Over the last few weeks, I’ve been seeing a lot of posts regarding Rania El-Alloul, who was told by a judge that her court case would not be heard unless she removed her hijab, contradicting a previous Supreme Court ruling. On the heels of this, Prime Minister Stephen Harper called the hijab, niqab, and the burka “anti-woman” (earning the mockery of Twitter), & I saw a lot of amazeballs comments on my newsfeed, such as;
“Good. You come to our country, you follow our ways.”
“If you don’t like our rules, go back to your country. We don’t need you here.”
And other fantastic gems that make me ashamed that I live in the same city as these people, let alone were once on my social media feeds. It all makes me really angry and sick that we’re becoming THAT kind of society, where we think that our country is some kind of melting pot or Star Trek Borg assimilation. Because we aren’t.
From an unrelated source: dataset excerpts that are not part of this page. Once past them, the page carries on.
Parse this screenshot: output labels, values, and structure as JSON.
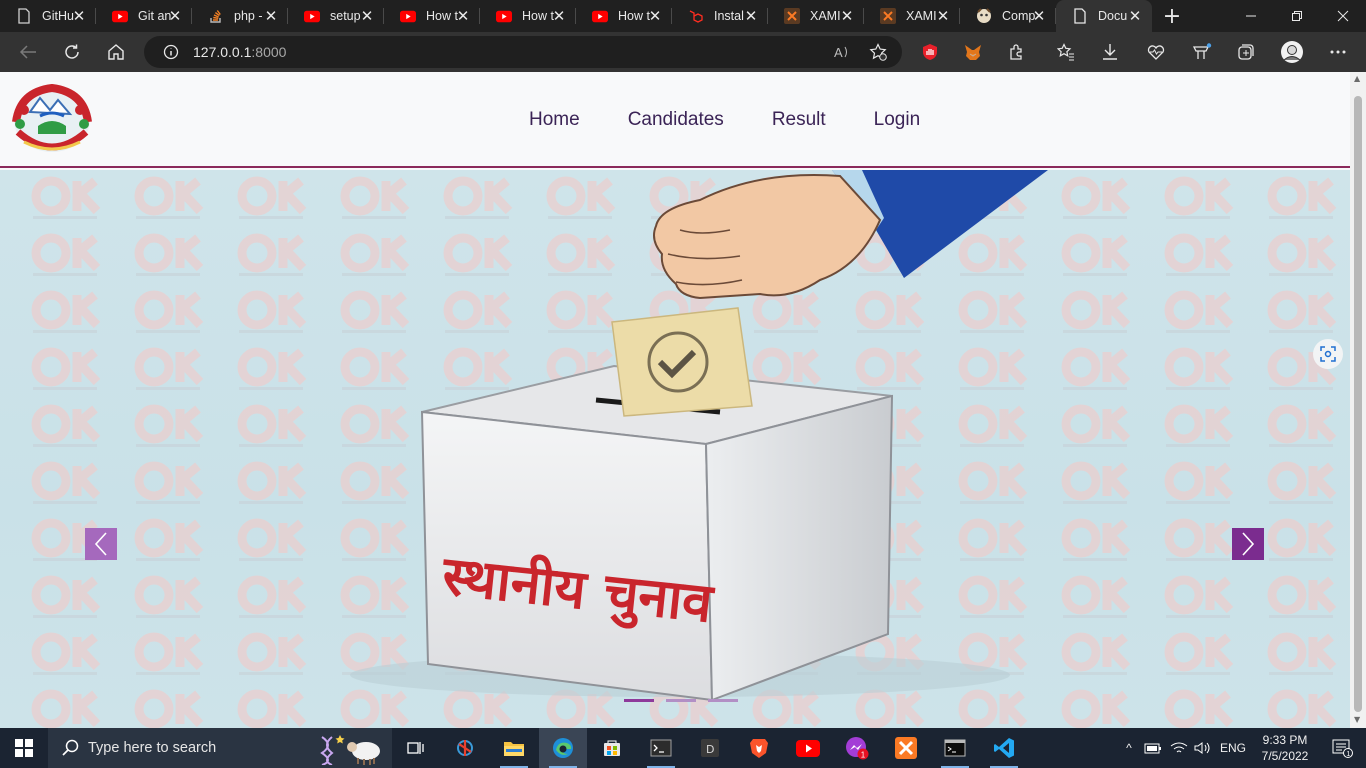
{
  "browser": {
    "tabs": [
      {
        "label": "GitHu",
        "icon": "page-icon"
      },
      {
        "label": "Git an",
        "icon": "youtube-icon"
      },
      {
        "label": "php -",
        "icon": "stackoverflow-icon"
      },
      {
        "label": "setup",
        "icon": "youtube-icon"
      },
      {
        "label": "How t",
        "icon": "youtube-icon"
      },
      {
        "label": "How t",
        "icon": "youtube-icon"
      },
      {
        "label": "How t",
        "icon": "youtube-icon"
      },
      {
        "label": "Instal",
        "icon": "laravel-icon"
      },
      {
        "label": "XAMI",
        "icon": "xampp-icon"
      },
      {
        "label": "XAMI",
        "icon": "xampp-icon"
      },
      {
        "label": "Comp",
        "icon": "composer-icon"
      },
      {
        "label": "Docu",
        "icon": "page-icon",
        "active": true
      }
    ],
    "address": {
      "host": "127.0.0.1",
      "port": ":8000"
    }
  },
  "site": {
    "nav": [
      "Home",
      "Candidates",
      "Result",
      "Login"
    ],
    "hero": {
      "image_text": "स्थानीय चुनाव",
      "slides": 3,
      "active_slide": 1
    }
  },
  "taskbar": {
    "search_placeholder": "Type here to search",
    "language": "ENG",
    "time": "9:33 PM",
    "date": "7/5/2022",
    "notification_count": "1",
    "badge_count": "1"
  },
  "colors": {
    "accent": "#8b2a5b",
    "nav_text": "#3b2456",
    "carousel_prev": "#a569bd",
    "carousel_next": "#7b2c8f"
  }
}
Canada is a cultural mosaic that was built with Native Canadians and Immigrants working together to create a nation that values peace, goodwill and the retention of cultural identity. We have a Charter of Rights and Freedoms and a Multiculrualism Act that encourage those who come to our nation to practice their religion and maintain their culture if they see fit. This is part of the Canadian identity. We do not tell people to “join us or get out.” If you have done that, you are not exhibiting the Canadian spirit and should be ashamed of yourselves.
I also do not get the idea that we as “Native Canadians” get to tell new Canadians to follow our rules or get out, considering we our ancestors didn’t do that when we got here. In fact, I’m pretty sure that we told the First Nations to do what we said or get smallpoxed. As time passed, Native children were put in residential schools, where all sorts of atrocities were committed against the children. That certainly doesn’t sound like our ancestors came to Canada and instantly adopted the traditions and rules of the Native Canadians. In fact, it sounds more like we forced our way of life on them and destroyed their way of life until they assimiliated. You know, what we’re suggesting we do now. So, unless you are part of the First Nations, I don’t think you really get to tell a new Canadian what to wear, because once upon a time, your family was a New Canadian. They kept their religion, their heritage and their rights to retain those things. Why can’t new Canadians in 2015 do the same thing?
To me, the hijab, the niqab and the burka just like anything else in this world; if you don’t agree, don’t wear one. If a muslim woman chooses to wear one in accordance with her religion, then she can. Just like no one should stop you from wearing a cross, a star of David or any other religious symbol, you shouldn’t tell someone else what they can wear it on your head. Also, please stop comparing it to a baseball cap. These are garments designed to protect modesty in accordance with guidelines set in the Quran, the other is a symbol to cheer for your favourite team. I would NEVER view my New Orleans Saints snapback in the same capacity as my mother’s rosary beads, so I don’t see how anyone else could make the comparison.
Let’s stop with these comments. Let people worship freely as our laws and Charter dictate we should. After all, you shouldn’t get the right to wear what you want just because you happened to be born here. If that were the case, then please find the nearest person who is a member of the First Nations and ask them what we should be wearing, because they are the only people who’s family didn’t come here from another nation hoping for freedom to choose where to work, how to live and yes, what to wear.